§1. Data controller
The controller of your personal data within the meaning of Article 4(7) of Regulation (EU) 2016/679 of the European Parliament and of the Council of 27 April 2016 (GDPR) is Pol-Med Sp. z o.o., with its registered office at ul. Leśna 38, 86-031 Osielsko, Poland, NIP 9671167341, REGON 093140846, BDO 000638650.
You can contact the Controller about any matter concerning the processing of personal data: by email at biuro@pol-med.tech, by phone at +48 525 000 260 (8:00–16:00), or in writing at the registered office address.
The Company has not appointed a Data Protection Officer — it is not required to do so under Article 37 GDPR. All data protection inquiries are handled directly by the Controller.
§2. What data we collect
Data submitted via contact forms: first and last name, company name, email address, phone number, message content, and inquiry-specific parameters (educational station type, UCO collection location, tool category, etc.). Required fields are clearly marked — others are optional.
Technical data automatically logged by the server: IP address, timestamp, browser type, operating system, country (derived from IP), and the requested URL. Logs are used for security, diagnostics, and traffic analysis.
The Site does not use cookies for user tracking. Vercel Analytics — the analytics tool used by the Company — operates in a cookieless mode and does not build user profiles. The only local data stored in your browser are: (a) a sessionStorage entry under the key `pmv4-preloaded` used to show the welcome animation once per session, and (b) a localStorage entry storing your theme preference (light/dark/system). Neither entry is transmitted to the server.
§3. Purpose and legal basis of processing
Data submitted via contact forms is processed for: (a) responding to the inquiry and preparing a commercial offer — legal basis: Article 6(1)(b) GDPR (steps taken to enter into a contract at the request of the data subject); (b) conducting commercial correspondence and maintaining the business relationship — legal basis: Article 6(1)(f) GDPR (legitimate interest of the Controller in developing its business).
Server logs are processed to ensure the security of the Site and to detect abuse — legal basis: Article 6(1)(f) GDPR (legitimate interest of the Controller in protecting its infrastructure and limiting spam).
The GDPR checkbox on the contact forms confirms that you have read this Privacy Policy. It is not a separate marketing consent — the Company does not send automated newsletters or promotional materials without an explicit, separate request.
§4. Data retention period
Data submitted in commercial inquiries is retained for 24 months from the last contact — this period reflects the typical investment cycle in our B2B segment (funding application preparation → project delivery).

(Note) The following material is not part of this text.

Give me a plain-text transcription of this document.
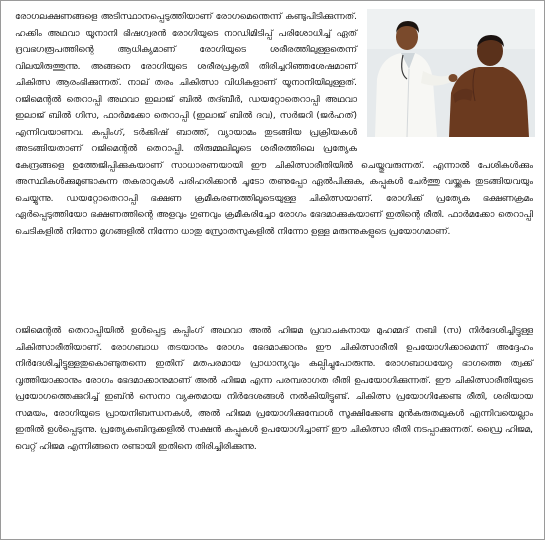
രോഗലക്ഷണങ്ങളെ അടിസ്ഥാനപ്പെടുത്തിയാണ് രോഗമെന്തെന്ന് കണ്ടുപിടിക്കുന്നത്. ഹക്കിം അഥവാ യൂനാനി ഭിഷഗ്വരൻ രോഗിയുടെ നാഡിമിടിപ്പ് പരിശോധിച്ച് ഏത് ദ്രവഭഗരൂപത്തിന്റെ ആധിക്യമാണ് രോഗിയുടെ ശരീരത്തിലുള്ളതെന്ന് വിലയിരുത്തുന്നു. അങ്ങനെ രോഗിയുടെ ശരീരപ്രകൃതി തിരിച്ചറിഞ്ഞശേഷമാണ് ചികിത്സ ആരംഭിക്കുന്നത്. നാല് തരം ചികിത്സാ വിധികളാണ് യൂനാനിയിലുള്ളത്. റജിമെന്റൽ തെറാപ്പി അഥവാ ഇലാജ് ബിൽ തദ്ബീർ, ഡയറ്റോതെറാപ്പി അഥവാ ഇലാജ് ബിൽ ഗിസ, ഫാർമക്കോ തെറാപ്പി (ഇലാജ് ബിൽ ദവ), സർജറി (ജർഹത്) എന്നിവയാണവ. കപ്പിംഗ്, ടർക്കിഷ് ബാത്ത്, വ്യായാമം തുടങ്ങിയ പ്രക്രിയകൾ അടങ്ങിയതാണ് റജിമെന്റൽ തെറാപ്പി. തിരുമ്മലിലൂടെ ശരീരത്തിലെ പ്രത്യേക കേന്ദ്രങ്ങളെ ഉത്തേജിപ്പിക്കുകയാണ് സാധാരണയായി ഈ ചികിത്സാരീതിയിൽ ചെയ്തുവരുന്നത്. എന്നാൽ പേശികൾക്കും അസ്ഥികൾക്കുമുണ്ടാകുന്ന തകരാറുകൾ പരിഹരിക്കാൻ ചൂടോ തണുപ്പോ ഏൽപിക്കുക, കപ്പുകൾ ചേർത്തു വയ്ക്കുക തുടങ്ങിയവയും ചെയ്യുന്നു. ഡയറ്റോതെറാപ്പി ഭക്ഷണ ക്രമീകരണത്തിലൂടെയുള്ള ചികിത്സയാണ്. രോഗിക്ക് പ്രത്യേക ഭക്ഷണക്രമം ഏർപ്പെടുത്തിയോ ഭക്ഷണത്തിന്റെ അളവും ഗുണവും ക്രമീകരിച്ചോ രോഗം ഭേദമാക്കുകയാണ് ഇതിന്റെ രീതി. ഫാർമക്കോ തെറാപ്പി ചെടികളിൽ നിന്നോ മൃഗങ്ങളിൽ നിന്നോ ധാതു സ്രോതസുകളിൽ നിന്നോ ഉള്ള മരുന്നുകളുടെ പ്രയോഗമാണ്.

റജിമെന്റൽ തെറാപ്പിയിൽ ഉൾപ്പെട്ട കപ്പിംഗ് അഥവാ അൽ ഹിജമ പ്രവാചകനായ മുഹമ്മദ് നബി (സ) നിർദേശിച്ചിട്ടുള്ള ചികിത്സാരീതിയാണ്. രോഗബാധ തടയാനും രോഗം ഭേദമാക്കാനും ഈ ചികിത്സാരീതി ഉപയോഗിക്കാമെന്ന് അദ്ദേഹം നിർദേശിച്ചിട്ടുള്ളതുകൊണ്ടുതന്നെ ഇതിന് മതപരമായ പ്രാധാന്യവും കല്പിച്ചുപോരുന്നു. രോഗബാധയേറ്റ ഭാഗത്തെ ത്വക്ക് വൃത്തിയാക്കാനും രോഗം ഭേദമാക്കാനുമാണ് അൽ ഹിജമ എന്ന പരമ്പരാഗത രീതി ഉപയോഗിക്കുന്നത്. ഈ ചികിത്സാരീതിയുടെ പ്രയോഗത്തെക്കുറിച്ച് ഇബ്‌ൻ സെനാ വ്യക്തമായ നിർദേശങ്ങൾ നൽകിയിട്ടുണ്ട്. ചികിത്സ പ്രയോഗിക്കേണ്ട രീതി, ശരിയായ സമയം, രോഗിയുടെ പ്രായനിബന്ധനകൾ, അൽ ഹിജമ പ്രയോഗിക്കുമ്പോൾ സൂക്ഷിക്കേണ്ട മുൻകരുതലുകൾ എന്നിവയെല്ലാം ഇതിൽ ഉൾപ്പെടുന്നു. പ്രത്യേകബിന്ദുക്കളിൽ സക്ഷൻ കപ്പുകൾ ഉപയോഗിച്ചാണ് ഈ ചികിത്സാ രീതി നടപ്പാക്കുന്നത്. ഡ്രൈ ഹിജമ, വെറ്റ് ഹിജമ എന്നിങ്ങനെ രണ്ടായി ഇതിനെ തിരിച്ചിരിക്കുന്നു.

After this period the data is deleted or anonymised.
If a contract is concluded, data is retained for the duration of the contract and for 6 years thereafter — this period derives from Polish tax legislation (Article 86 § 1 of the Tax Ordinance) and the Accounting Act.
Server logs are retained for 90 days and automatically deleted thereafter. Longer retention occurs only in case of an active security incident or a request from a competent authority.
§5. Data recipients — processors
The Company entrusts the processing of personal data to the following entities (processors) on the basis of data processing agreements concluded in accordance with Article 28 GDPR:
Vercel Inc. (USA) — the Site's hosting provider. Data is stored in Vercel infrastructure within European regions. Vercel participates in the Data Privacy Framework (DPF) which provides an adequate level of protection for data transferred to the United States.
Resend Inc. (USA) — provider of transactional email delivery. Resend processes data solely for the purpose of delivering messages originating from the contact forms. Resend also participates in the DPF programme.
Data may also be disclosed to competent public authorities (law enforcement, courts, tax authorities) upon their written, justified request, to the extent required by law. The Company does not sell, rent, or disclose personal data for marketing purposes to third parties.
§6. Data subject rights
In accordance with Articles 15–22 GDPR, you have the right to: access your data and receive a copy of it, rectify (correct) inaccurate data, erase your data (the "right to be forgotten"), restrict processing, and port your data to another controller in a structured, commonly used format.
You also have the right to object to processing based on the Controller's legitimate interest (Article 21 GDPR) and the right to withdraw consent at any time, without affecting the lawfulness of processing carried out on the basis of consent before its withdrawal.
To exercise any of the above rights, contact the Controller at biuro@pol-med.tech. We respond without undue delay and no later than within one month of receiving the request (Article 12(3) GDPR).
You also have the right to lodge a complaint with the President of the Personal Data Protection Office (ul. Stawki 2, 00-193 Warszawa, Poland, www.uodo.gov.pl) if you believe that the processing of your personal data violates the GDPR.